Reported sales stood at SFr22.1bn ($24.1bn), a decrease of 5.9% from a year earlier. Exchange rates had a 6.7% negative impact, while divestitures weighed on sales by 0.6%.
Assessing the trading environment in North America, Schneider said: “In the past few years, we substantially transformed the North American product portfolio.
“This includes a series of strategic acquisitions and divestitures that focused on the structurally more attractive categories and segments and ones in which Nestlé has earned the right to win.”
However, he added: “Following significant food-price inflation, lower-income consumers have led the trend to trading down and buying private label.
“At the same time, much of our portfolio transformation and product development in recent years positioned us well with those US consumers who have a strong and growing interest in premium products.”
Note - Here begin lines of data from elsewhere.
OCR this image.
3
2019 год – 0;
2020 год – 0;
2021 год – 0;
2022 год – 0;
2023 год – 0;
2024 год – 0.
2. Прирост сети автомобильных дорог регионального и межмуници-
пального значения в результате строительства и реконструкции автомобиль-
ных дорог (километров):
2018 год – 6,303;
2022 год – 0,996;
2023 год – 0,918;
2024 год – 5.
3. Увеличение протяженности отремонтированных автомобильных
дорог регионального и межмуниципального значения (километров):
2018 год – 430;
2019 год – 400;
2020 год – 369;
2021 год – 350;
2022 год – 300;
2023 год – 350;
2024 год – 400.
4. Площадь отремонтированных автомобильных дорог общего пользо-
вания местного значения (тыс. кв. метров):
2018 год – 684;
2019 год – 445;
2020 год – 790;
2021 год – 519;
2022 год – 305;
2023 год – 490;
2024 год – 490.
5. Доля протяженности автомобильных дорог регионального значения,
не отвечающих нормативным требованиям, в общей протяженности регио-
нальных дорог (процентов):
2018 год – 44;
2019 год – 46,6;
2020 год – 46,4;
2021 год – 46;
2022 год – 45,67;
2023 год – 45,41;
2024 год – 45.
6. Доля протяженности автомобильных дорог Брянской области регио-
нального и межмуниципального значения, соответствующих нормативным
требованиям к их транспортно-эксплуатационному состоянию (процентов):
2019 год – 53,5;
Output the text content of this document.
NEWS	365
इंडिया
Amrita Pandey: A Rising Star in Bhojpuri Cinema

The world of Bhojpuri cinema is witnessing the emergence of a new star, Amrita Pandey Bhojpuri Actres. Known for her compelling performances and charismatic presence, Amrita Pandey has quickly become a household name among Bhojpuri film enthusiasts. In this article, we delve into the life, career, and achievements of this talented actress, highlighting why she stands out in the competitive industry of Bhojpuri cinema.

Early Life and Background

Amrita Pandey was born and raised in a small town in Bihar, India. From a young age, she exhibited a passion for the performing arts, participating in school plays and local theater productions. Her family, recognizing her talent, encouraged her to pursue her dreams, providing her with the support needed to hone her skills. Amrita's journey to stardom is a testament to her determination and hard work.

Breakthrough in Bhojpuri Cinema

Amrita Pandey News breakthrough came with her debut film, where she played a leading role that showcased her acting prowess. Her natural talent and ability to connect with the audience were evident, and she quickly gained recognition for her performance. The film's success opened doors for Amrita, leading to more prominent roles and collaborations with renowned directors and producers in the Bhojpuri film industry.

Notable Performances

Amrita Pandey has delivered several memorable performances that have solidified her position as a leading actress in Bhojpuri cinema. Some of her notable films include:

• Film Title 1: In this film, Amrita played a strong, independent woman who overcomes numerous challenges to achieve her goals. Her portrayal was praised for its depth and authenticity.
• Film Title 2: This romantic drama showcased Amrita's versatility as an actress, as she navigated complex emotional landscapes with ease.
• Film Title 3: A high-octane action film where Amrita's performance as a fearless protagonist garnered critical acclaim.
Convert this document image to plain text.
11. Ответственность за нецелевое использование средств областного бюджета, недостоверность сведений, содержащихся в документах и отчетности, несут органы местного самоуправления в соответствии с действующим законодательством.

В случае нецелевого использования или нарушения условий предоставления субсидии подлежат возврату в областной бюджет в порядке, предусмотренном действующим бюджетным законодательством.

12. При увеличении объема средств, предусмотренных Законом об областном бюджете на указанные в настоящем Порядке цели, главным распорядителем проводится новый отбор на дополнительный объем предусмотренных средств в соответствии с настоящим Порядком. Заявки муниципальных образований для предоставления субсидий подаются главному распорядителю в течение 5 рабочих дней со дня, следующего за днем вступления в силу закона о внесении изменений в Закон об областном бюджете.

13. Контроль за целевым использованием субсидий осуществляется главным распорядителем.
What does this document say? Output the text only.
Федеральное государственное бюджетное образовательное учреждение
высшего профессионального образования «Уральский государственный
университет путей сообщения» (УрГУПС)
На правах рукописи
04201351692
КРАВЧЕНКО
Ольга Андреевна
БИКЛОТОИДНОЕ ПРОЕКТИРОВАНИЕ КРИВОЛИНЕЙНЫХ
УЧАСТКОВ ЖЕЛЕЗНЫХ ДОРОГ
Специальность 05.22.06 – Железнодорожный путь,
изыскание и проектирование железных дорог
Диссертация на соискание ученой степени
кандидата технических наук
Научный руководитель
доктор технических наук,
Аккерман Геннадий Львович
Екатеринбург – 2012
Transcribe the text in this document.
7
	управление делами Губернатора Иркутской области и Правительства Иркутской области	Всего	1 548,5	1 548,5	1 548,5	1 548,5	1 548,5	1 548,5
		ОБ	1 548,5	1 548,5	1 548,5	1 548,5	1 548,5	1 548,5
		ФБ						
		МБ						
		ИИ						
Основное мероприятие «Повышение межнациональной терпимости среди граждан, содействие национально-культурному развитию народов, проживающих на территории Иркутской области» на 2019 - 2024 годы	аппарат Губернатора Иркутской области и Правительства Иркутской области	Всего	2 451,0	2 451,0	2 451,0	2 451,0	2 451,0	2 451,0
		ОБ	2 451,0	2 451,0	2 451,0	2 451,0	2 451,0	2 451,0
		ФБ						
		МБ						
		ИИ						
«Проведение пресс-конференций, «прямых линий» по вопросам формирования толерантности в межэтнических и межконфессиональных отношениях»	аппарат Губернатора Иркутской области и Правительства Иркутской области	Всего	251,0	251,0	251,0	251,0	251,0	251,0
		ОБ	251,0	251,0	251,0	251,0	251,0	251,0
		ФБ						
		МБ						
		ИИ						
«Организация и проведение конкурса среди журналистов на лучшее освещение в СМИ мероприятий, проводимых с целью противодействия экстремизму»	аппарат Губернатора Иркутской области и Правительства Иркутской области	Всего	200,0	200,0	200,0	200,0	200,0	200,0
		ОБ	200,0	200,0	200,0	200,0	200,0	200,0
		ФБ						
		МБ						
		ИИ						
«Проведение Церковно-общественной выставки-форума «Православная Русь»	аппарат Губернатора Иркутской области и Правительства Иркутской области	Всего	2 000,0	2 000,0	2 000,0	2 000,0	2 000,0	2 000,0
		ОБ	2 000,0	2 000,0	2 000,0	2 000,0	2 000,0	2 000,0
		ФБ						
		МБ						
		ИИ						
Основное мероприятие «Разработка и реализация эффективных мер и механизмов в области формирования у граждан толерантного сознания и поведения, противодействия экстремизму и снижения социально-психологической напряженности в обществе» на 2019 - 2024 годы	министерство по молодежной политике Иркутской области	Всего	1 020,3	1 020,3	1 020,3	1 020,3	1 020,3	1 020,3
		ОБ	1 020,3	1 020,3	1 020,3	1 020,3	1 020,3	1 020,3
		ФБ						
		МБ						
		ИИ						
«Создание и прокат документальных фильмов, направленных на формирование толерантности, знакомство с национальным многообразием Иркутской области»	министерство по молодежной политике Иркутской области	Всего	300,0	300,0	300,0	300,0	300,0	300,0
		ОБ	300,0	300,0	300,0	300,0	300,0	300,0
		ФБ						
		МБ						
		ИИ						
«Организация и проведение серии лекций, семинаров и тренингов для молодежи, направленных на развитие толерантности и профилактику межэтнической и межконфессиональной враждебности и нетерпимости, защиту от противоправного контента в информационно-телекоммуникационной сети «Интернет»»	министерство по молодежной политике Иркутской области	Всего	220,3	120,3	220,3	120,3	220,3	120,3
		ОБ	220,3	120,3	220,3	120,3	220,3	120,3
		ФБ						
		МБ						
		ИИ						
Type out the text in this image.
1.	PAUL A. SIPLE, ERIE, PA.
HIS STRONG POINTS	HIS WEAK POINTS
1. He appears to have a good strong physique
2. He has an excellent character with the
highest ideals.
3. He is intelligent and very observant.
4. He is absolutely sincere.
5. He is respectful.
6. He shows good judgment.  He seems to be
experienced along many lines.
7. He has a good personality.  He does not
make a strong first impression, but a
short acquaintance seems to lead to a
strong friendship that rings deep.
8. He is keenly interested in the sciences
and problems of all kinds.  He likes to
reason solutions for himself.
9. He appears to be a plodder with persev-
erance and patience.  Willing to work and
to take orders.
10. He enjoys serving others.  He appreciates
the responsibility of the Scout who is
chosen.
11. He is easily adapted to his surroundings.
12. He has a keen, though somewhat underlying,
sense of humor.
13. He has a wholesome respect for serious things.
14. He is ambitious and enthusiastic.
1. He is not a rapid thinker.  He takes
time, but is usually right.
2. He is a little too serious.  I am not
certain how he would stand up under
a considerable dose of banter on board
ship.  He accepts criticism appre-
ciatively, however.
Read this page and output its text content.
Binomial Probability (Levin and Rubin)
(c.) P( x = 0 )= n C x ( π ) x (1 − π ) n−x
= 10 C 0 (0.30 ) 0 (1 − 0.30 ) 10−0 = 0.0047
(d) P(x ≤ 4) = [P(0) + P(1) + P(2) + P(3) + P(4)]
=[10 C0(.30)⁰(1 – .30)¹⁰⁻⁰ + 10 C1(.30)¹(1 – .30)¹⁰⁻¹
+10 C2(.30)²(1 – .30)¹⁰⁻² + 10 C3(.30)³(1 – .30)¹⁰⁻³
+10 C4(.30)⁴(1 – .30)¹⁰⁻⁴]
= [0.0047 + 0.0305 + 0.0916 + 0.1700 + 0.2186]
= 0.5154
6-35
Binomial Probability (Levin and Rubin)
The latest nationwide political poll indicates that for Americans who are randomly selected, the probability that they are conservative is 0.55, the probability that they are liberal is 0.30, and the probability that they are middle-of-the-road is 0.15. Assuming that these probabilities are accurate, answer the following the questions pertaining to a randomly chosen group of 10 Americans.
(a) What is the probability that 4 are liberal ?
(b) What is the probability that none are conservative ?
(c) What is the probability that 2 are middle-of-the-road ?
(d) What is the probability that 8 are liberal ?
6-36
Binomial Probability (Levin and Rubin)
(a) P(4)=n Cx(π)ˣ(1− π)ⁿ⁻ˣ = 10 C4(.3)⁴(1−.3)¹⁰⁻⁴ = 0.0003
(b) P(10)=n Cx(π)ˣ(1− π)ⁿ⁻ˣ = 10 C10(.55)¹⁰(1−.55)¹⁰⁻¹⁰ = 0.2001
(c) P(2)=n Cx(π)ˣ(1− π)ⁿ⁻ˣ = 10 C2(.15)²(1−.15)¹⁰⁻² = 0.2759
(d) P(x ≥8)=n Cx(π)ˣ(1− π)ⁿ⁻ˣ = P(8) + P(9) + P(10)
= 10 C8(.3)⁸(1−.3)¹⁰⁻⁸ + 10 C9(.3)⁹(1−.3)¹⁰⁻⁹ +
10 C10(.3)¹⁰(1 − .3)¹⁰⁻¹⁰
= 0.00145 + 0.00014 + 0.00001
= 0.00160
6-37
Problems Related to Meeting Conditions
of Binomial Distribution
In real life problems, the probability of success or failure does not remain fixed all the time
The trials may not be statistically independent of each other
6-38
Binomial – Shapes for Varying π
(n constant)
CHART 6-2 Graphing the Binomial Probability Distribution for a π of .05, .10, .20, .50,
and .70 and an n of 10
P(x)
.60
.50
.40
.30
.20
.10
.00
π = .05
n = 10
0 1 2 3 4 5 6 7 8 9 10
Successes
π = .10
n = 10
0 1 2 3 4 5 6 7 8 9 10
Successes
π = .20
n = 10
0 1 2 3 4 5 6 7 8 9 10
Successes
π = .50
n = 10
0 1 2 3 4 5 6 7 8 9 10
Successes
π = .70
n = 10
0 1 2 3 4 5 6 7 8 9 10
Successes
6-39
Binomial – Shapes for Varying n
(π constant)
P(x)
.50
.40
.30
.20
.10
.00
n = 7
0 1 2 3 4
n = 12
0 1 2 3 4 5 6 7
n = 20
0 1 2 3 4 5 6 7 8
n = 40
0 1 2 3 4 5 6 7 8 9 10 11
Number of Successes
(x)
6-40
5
Manz, the former Unilever and Diageo executive who joined Nestlé from the London Stock Exchange, suggested consumer demand will improve in the US as the year progresses as results lap last year’s reduction in food benefits under the Supplemental Nutrition Assistance Program (SNAP).
That programme had been “subsidising food purchases for about 40 million Americans”, she said, adding that RIG at the group level will be positive for each of the next three quarters.
Despite the perceived optimism, Nestlé maintained its 2024 organic growth outlook at 4%, and reiterated expectations for a “moderate increase” in the underlying trading operating profit margin. Underlying earnings per share in constant currency will rise 6-10%, unchanged from the previous guide.
RIG fell 5.8% in North America, where pricing was 3.3% and organic growth was a negative 2.5%.
Manz said the combination of inflation and the reduction in SNAP benefits meant low-income consumers in the US had seen a “decrease in purchasing power of about 50%”, which particularly hit the frozen food category.
“The things that make me feel good and why we're seeing improving performance through the quarter is that we've got a very strong innovation pipeline. There's a lot to come particularly on frozen, which is a high innovation category,” she said.
Schneider added that Nestlé’s advertising and market spending will also support volumes going forward.
“We've been essentially on the accelerator since Q2 last year, accelerating all throughout the first quarter,” he said. “We're seeing improving market-share trends, in particular around the billionaire brands, and that is another initiative we have to focus on more strongly.”
Pricing, however, remains in the domain for now with first-quarter increases ranging from 3.3% in North America to 4.6% in Europe.
“We still expect moderate positive pricing for the year 2024,” Schneider said.
“Having said that, with our different cycles of different commodities and input costs in different geographies, pricing going forward will have to be a lot more nuanced than what we had in the past.
“You will see some categories and geographies with continued pricing in a very targeted specific way. And others where we may have to hold steady or even retreat slightly on pricing in order to stay in the game and competitive.”